Background: Acute rejection is still a significant barrier to long-term survival of the allograft. Current acute rejection diagnostic methods are not specific enough or are invasive. There have been a number of studies that have explored the blood or the biopsy to discover genomic biomarkers of acute rejection; however, none of the studies to date have used both.
Methods: We analyzed endomyocardial biopsy tissue and whole blood-derived messenger RNA from 11 acute rejection and 20 nonrejection patients using Affymetrix Human Genome U133 Plus 2.0 chips. We used a novel approach and gained insight into the biology of rejection based on gene expression in the biopsy, and applied this knowledge to the blood analysis to identify novel blood biomarkers.
Results: We identified probesets that are differentially expressed between acute rejection and nonrejection patients in the biopsy and blood, and developed three biomarker panels: (1) based on biopsy-only (area under the curve=0.85), (2) based on biopsy-targeted whole blood (area under the curve=0.83), and (3) based on whole blood-only (area under the curve=0.60) analyses.
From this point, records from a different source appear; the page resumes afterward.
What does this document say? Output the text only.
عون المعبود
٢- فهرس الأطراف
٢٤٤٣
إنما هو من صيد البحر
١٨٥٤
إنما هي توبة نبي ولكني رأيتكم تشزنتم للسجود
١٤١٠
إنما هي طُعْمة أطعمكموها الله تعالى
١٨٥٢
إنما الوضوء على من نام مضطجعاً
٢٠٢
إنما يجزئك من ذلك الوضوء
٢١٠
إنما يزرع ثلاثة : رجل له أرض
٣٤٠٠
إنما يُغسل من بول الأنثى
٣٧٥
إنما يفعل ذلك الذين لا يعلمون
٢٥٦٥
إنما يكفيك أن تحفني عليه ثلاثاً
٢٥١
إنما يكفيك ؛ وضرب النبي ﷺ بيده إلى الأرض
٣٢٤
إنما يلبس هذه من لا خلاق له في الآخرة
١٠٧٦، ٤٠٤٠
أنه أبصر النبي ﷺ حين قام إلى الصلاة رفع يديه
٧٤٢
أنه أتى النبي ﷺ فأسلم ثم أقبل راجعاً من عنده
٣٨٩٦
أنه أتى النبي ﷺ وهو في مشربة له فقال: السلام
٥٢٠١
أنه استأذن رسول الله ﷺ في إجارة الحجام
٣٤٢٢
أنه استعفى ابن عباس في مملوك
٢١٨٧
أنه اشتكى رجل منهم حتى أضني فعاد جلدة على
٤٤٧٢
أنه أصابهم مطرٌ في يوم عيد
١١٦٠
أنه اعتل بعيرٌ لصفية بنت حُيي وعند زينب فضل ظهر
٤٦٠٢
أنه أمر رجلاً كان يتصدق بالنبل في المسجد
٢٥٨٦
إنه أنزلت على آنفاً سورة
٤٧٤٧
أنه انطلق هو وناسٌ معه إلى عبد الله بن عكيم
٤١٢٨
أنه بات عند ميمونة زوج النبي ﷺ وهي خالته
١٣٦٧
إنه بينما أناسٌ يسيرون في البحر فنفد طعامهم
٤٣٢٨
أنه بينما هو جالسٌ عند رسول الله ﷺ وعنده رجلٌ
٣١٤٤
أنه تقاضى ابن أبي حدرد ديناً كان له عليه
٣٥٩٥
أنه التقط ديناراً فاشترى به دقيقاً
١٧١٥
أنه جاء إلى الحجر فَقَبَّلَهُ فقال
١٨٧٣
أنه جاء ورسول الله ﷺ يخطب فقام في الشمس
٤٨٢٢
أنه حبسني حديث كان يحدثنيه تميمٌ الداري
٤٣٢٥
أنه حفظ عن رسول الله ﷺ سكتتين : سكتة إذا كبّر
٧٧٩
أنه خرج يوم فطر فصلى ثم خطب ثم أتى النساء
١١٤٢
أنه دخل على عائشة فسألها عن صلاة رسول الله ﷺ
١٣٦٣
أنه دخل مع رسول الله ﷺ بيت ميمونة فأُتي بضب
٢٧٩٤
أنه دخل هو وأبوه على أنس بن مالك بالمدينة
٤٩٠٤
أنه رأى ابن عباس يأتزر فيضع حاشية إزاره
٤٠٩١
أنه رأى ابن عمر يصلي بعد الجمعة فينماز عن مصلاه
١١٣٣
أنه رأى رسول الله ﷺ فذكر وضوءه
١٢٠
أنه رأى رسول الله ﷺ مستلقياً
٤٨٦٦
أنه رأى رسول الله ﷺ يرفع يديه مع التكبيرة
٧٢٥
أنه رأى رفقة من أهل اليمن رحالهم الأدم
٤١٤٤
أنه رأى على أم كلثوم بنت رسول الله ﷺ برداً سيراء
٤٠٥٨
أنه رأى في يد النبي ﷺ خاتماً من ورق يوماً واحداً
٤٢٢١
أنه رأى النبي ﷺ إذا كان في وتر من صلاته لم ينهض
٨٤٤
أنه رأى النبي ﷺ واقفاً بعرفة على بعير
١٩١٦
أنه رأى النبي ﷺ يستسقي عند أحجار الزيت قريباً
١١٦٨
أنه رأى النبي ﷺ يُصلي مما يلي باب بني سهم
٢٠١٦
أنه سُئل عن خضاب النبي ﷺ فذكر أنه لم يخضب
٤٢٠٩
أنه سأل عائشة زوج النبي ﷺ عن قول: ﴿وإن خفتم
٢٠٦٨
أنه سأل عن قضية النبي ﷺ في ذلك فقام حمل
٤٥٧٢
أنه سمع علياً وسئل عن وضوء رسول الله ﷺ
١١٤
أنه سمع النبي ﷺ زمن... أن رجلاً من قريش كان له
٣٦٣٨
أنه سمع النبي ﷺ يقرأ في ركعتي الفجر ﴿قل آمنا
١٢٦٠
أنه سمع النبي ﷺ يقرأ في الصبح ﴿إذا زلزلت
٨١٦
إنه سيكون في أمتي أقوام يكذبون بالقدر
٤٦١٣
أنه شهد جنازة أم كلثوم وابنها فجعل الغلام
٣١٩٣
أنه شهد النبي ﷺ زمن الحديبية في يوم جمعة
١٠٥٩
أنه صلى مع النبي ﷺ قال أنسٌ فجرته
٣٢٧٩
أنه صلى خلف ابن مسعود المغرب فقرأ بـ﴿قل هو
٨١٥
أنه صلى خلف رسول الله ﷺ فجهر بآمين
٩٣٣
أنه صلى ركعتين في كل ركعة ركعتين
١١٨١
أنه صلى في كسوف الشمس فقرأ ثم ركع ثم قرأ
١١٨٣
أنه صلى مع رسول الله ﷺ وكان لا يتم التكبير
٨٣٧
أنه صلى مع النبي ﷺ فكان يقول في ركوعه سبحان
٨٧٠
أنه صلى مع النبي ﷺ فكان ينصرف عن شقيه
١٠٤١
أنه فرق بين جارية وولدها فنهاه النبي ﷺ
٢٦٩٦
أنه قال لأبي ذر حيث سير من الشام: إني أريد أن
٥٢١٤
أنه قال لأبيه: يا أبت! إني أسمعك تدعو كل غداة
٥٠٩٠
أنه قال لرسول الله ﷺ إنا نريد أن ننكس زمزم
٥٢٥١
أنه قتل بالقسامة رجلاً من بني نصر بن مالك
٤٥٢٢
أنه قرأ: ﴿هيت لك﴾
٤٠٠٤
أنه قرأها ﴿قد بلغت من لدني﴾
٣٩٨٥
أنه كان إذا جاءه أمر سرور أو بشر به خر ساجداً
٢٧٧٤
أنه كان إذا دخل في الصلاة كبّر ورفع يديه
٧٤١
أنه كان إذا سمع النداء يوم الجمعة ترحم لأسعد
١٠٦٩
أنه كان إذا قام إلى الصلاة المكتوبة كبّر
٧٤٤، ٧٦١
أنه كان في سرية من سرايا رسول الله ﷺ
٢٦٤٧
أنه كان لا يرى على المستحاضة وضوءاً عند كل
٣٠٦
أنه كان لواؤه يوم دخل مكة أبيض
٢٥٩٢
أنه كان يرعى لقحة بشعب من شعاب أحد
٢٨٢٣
Conclusions: Most of the probesets replicated between biopsy and blood are regulated in opposite direction between the two sources of information. We also observed that the biopsy-targeted blood biomarker discovery approach can improve performance of the biomarker panel. The biomarker panel developed using this targeted approach is able to diagnose acute cardiac allograft rejection almost as well as the biopsy-only based biomarker panel.